Striking University of Manitoba faculty members took their picket signs and message on a march Friday afternoon, right to the steps of the administration building.
Faculty association members plan to march to the Administration Building where an information picket will be held at noon. (CBC)

Striking University of Manitoba faculty members took their picket signs and message on a march Friday afternoon, right to the steps of the administration building.

"We want to let them know loud and clear what it is we're asking for and show them that we have this broad support," said faculty association president Mark Hudson, who said the union members were joined by students, members of the public, labour groups and representatives from other faculty associations.

"What we're doing is taking a serious stand for our own working conditions but also for the learning conditions of U of M students," Hudson said, adding the support shows the issues "matter not just at the University of Manitoba but also for academics across the country."

It's also important to the general public, he added.

U of M faculty take picket line to administration's front door

8 years ago
Duration 1:25
Striking University of Manitoba faculty members took their picket signs and message on a march Friday afternoon, right to the steps of the administration building.

"Manitobans look to their university system as pillars of the community and they want to know that the education that's being delivered is the best that it can be," Hudson said, adding that current workloads do not allow that.

The demands on professors have been increasing year over year "partly through different kinds of administrative work that's being downloaded onto faculty," meaning faculty members are spending more time in their offices when they should be teaching, engaging with students and researching, he said.

The numbers of courses faculty are expected to teach keeps increasing as does the number of students in each of those courses, he said.

The strike by more than 1,200 faculty members is now on Day 4, impacting almost all 30,000 students in some way.

Although many classes are continuing as usual because they are taught by non-UMFA members — teaching assistants and sessional instructors — most students are also registered in classes with professors who are on the picket lines.

Members of the University of Manitoba Faculty Association (UMFA) have been holding pickets and handing out information sheets along Chancellor Matheson Road, University Crescent, and King's Drive as well as at the Bannatyne campus near the Brodie Centre.

Hudson has said until a new deal is reached, the picket lines will go up every weekday from 7 a.m. until 5 p.m.

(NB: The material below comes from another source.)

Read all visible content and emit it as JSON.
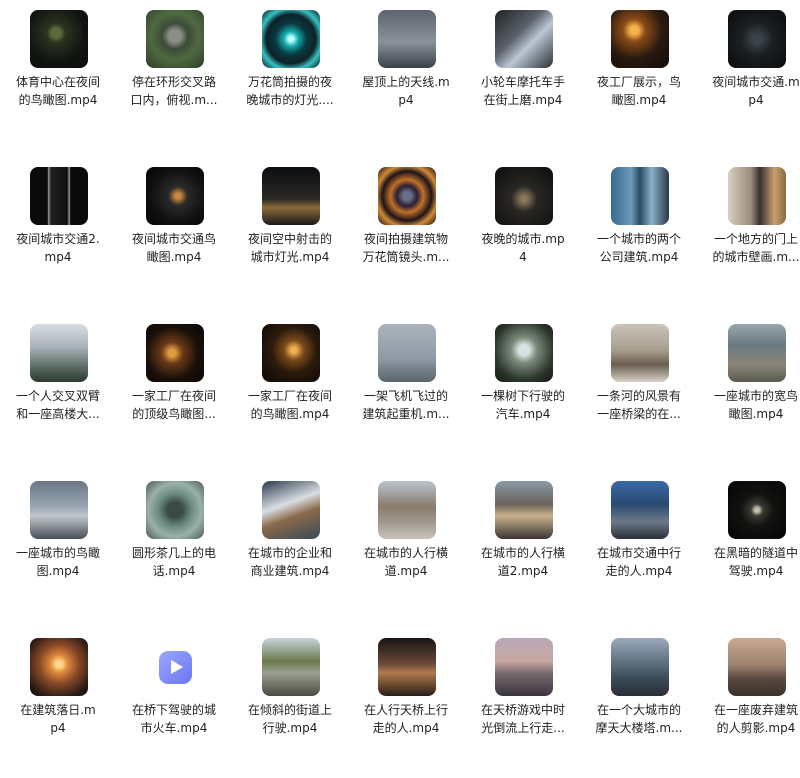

UMFA felt compelled, though, to take the message right to administration's door because those pickets "are a little bit invisible to the people who are making the decisions at the UM administration team," he added.

A crowd of about 250 met at the campus' main intersection of Chancellor Matheson and University Crescent and walked to the administration building, holding a rally outside with speeches, signs and a lot of chanting and cheering.

"The University of Manitoba administration seems to be having a hard time understanding our priorities. They also seem unaware that the issues we are fighting for are broadly supported by students, by our members and by academics across Canada," Hudson said.

"So, today we are bringing that message to their front door."

UMFA and administration bargaining teams met with a provincially appointed conciliator on Wednesday and Thursday. They didn't meet Friday, but more talks are planned, Hudson said.

The two sides have agreed to a blackout on discussing specifics of the negotiations in public.